Metadata-Version: 2.4
Name: openclaw-secure
Version: 0.1.0
Summary: Secure mode switcher for OpenClaw - runs your existing installation in a sandboxed Docker container
Project-URL: Homepage, https://github.com/openclaw/openclaw-secure
Project-URL: Documentation, https://github.com/openclaw/openclaw-secure#readme
Project-URL: Repository, https://github.com/openclaw/openclaw-secure
Project-URL: Issues, https://github.com/openclaw/openclaw-secure/issues
Author-email: Gerald Enrique Nelson Mc Kenzie <lordxmen2k@gmail.com>
License-Expression: MIT
License-File: LICENSE
Keywords: agent,ai,docker,isolation,openclaw,sandbox,security
Classifier: Development Status :: 4 - Beta
Classifier: Environment :: Console
Classifier: Intended Audience :: Developers
Classifier: License :: OSI Approved :: MIT License
Classifier: Operating System :: OS Independent
Classifier: Programming Language :: Python :: 3
Classifier: Programming Language :: Python :: 3.9
Classifier: Programming Language :: Python :: 3.10
Classifier: Programming Language :: Python :: 3.11
Classifier: Programming Language :: Python :: 3.12
Classifier: Topic :: Security
Classifier: Topic :: Software Development :: Libraries :: Python Modules
Classifier: Topic :: System :: Systems Administration
Requires-Python: >=3.9
Requires-Dist: click>=8.0.0
Requires-Dist: psutil>=5.9.0
Requires-Dist: pyyaml>=6.0
Requires-Dist: rich>=13.0.0
Provides-Extra: dev
Requires-Dist: black>=23.0.0; extra == 'dev'
Requires-Dist: mypy>=1.0.0; extra == 'dev'
Requires-Dist: pytest-cov>=4.0.0; extra == 'dev'
Requires-Dist: pytest>=7.0.0; extra == 'dev'
Requires-Dist: ruff>=0.1.0; extra == 'dev'
Description-Content-Type: text/markdown

# OpenClaw Secure

[![PyPI version](https://badge.fury.io/py/openclaw-secure.svg)](https://pypi.org/project/openclaw-secure/)
[![Python 3.10+](https://img.shields.io/badge/python-3.10+-blue.svg)](https://www.python.org/downloads/)
[![License: MIT](https://img.shields.io/badge/License-MIT-yellow.svg)](https://opensource.org/licenses/MIT)
[![Docker Required](https://img.shields.io/badge/docker-required-blue.svg)](https://www.docker.com/products/docker-desktop/)

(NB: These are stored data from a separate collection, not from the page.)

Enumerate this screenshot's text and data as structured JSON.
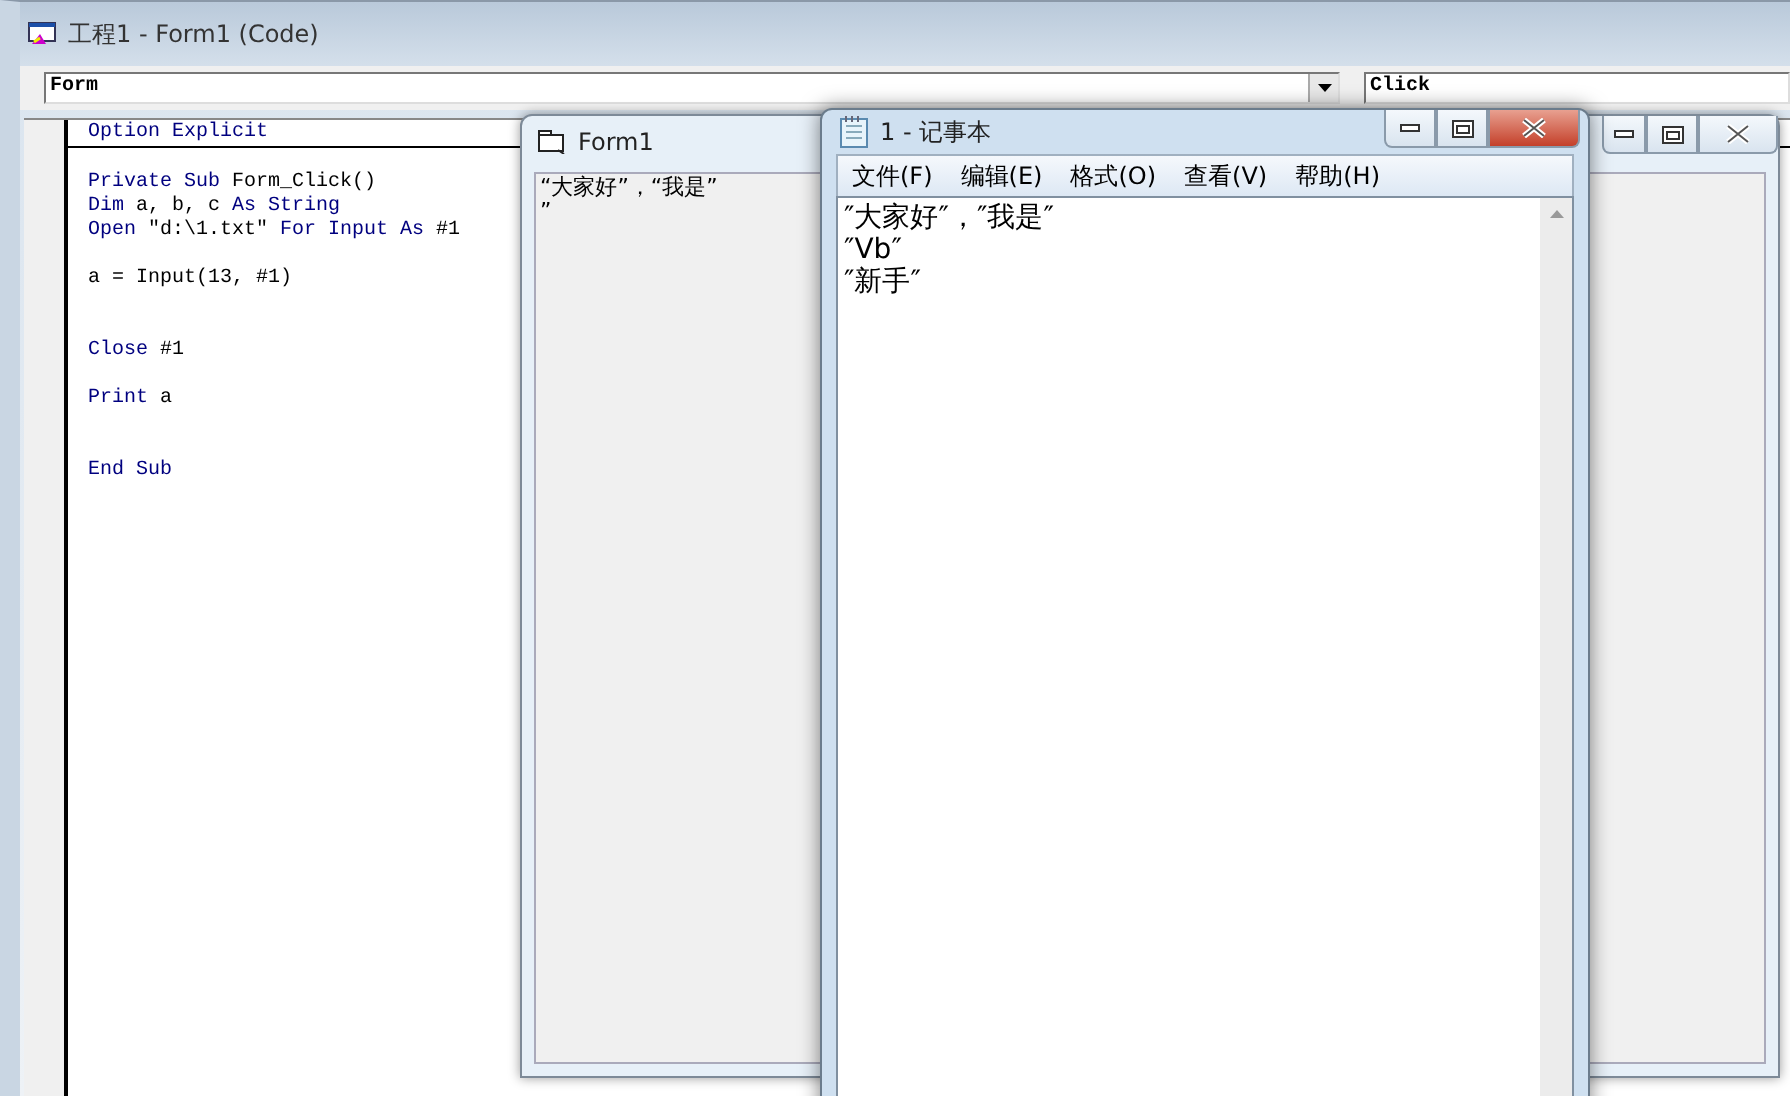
{
  "ide_window": {
    "title": "工程1 - Form1 (Code)",
    "object_combo": "Form",
    "procedure_combo": "Click",
    "declarations": [
      {
        "kind": "code",
        "tokens": [
          {
            "text": "Option Explicit",
            "kind": "keyword"
          }
        ]
      }
    ],
    "procedure_lines": [
      {
        "kind": "blank"
      },
      {
        "kind": "code",
        "tokens": [
          {
            "text": "Private Sub",
            "kind": "keyword"
          },
          {
            "text": " Form_Click()",
            "kind": "plain"
          }
        ]
      },
      {
        "kind": "code",
        "tokens": [
          {
            "text": "Dim",
            "kind": "keyword"
          },
          {
            "text": " a, b, c ",
            "kind": "plain"
          },
          {
            "text": "As String",
            "kind": "keyword"
          }
        ]
      },
      {
        "kind": "code",
        "tokens": [
          {
            "text": "Open",
            "kind": "keyword"
          },
          {
            "text": " \"d:\\1.txt\" ",
            "kind": "plain"
          },
          {
            "text": "For Input As",
            "kind": "keyword"
          },
          {
            "text": " #1",
            "kind": "plain"
          }
        ]
      },
      {
        "kind": "blank"
      },
      {
        "kind": "code",
        "tokens": [
          {
            "text": "a = Input(13, #1)",
            "kind": "plain"
          }
        ]
      },
      {
        "kind": "blank"
      },
      {
        "kind": "blank"
      },
      {
        "kind": "code",
        "tokens": [
          {
            "text": "Close",
            "kind": "keyword"
          },
          {
            "text": " #1",
            "kind": "plain"
          }
        ]
      },
      {
        "kind": "blank"
      },
      {
        "kind": "code",
        "tokens": [
          {
            "text": "Print",
            "kind": "keyword"
          },
          {
            "text": " a",
            "kind": "plain"
          }
        ]
      },
      {
        "kind": "blank"
      },
      {
        "kind": "blank"
      },
      {
        "kind": "code",
        "tokens": [
          {
            "text": "End Sub",
            "kind": "keyword"
          }
        ]
      }
    ]
  },
  "form_window": {
    "title": "Form1",
    "output_lines": [
      "“大家好”，“我是”",
      "”"
    ]
  },
  "notepad": {
    "title": "1 - 记事本",
    "menu": [
      "文件(F)",
      "编辑(E)",
      "格式(O)",
      "查看(V)",
      "帮助(H)"
    ],
    "text_lines": [
      "″大家好″，″我是″",
      "″Vb″",
      "″新手″"
    ]
  }
}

Run OpenClaw in a secure, sandboxed Docker container with automatic device pairing and dashboard access.

## Quick Start

### 1. Install Prerequisites

- [Docker Desktop](https://www.docker.com/products/docker-desktop/) (Windows/Mac) or Docker Engine (Linux)
- [Python 3.10+](https://www.python.org/downloads/)
- pip or pipx

### 2. Install openclaw-secure

```bash
# Using pipx (recommended - isolated environment)
pipx install openclaw-secure

# Using pip
pip install openclaw-secure
```

### 3. Enable Secure Mode

```bash
# Interactive mode (will ask for config path, port, etc.)
openclaw-secure enable

# Non-interactive mode (uses defaults)
openclaw-secure enable --yes

# With custom config location
openclaw-secure enable --config "G:\\MyProjects\\openclaw\\config"

# With custom port
openclaw-secure enable --port 8080

# Maximum security sandbox
openclaw-secure enable --sandbox maximum --yes
```

### What Happens

1. **Detects** your OpenClaw config (or lets you specify location)
2. **Preserves** all settings, API keys, and models
3. **Configures** sandbox mode and gateway binding
4. **Starts** container with port mapping
5. **Auto-approves** any pending devices
6. **Opens** browser with authenticated URL

### Dashboard Access

After enabling, the dashboard URL with token is displayed:

```
Click to open: http://127.0.0.1:18789/#token=...
```

Or get it later:
```bash
openclaw-secure dashboard --no-open
```

### Fresh Install Setup (No Existing OpenClaw)

If you don't have OpenClaw installed, `openclaw-secure` can create a fresh config.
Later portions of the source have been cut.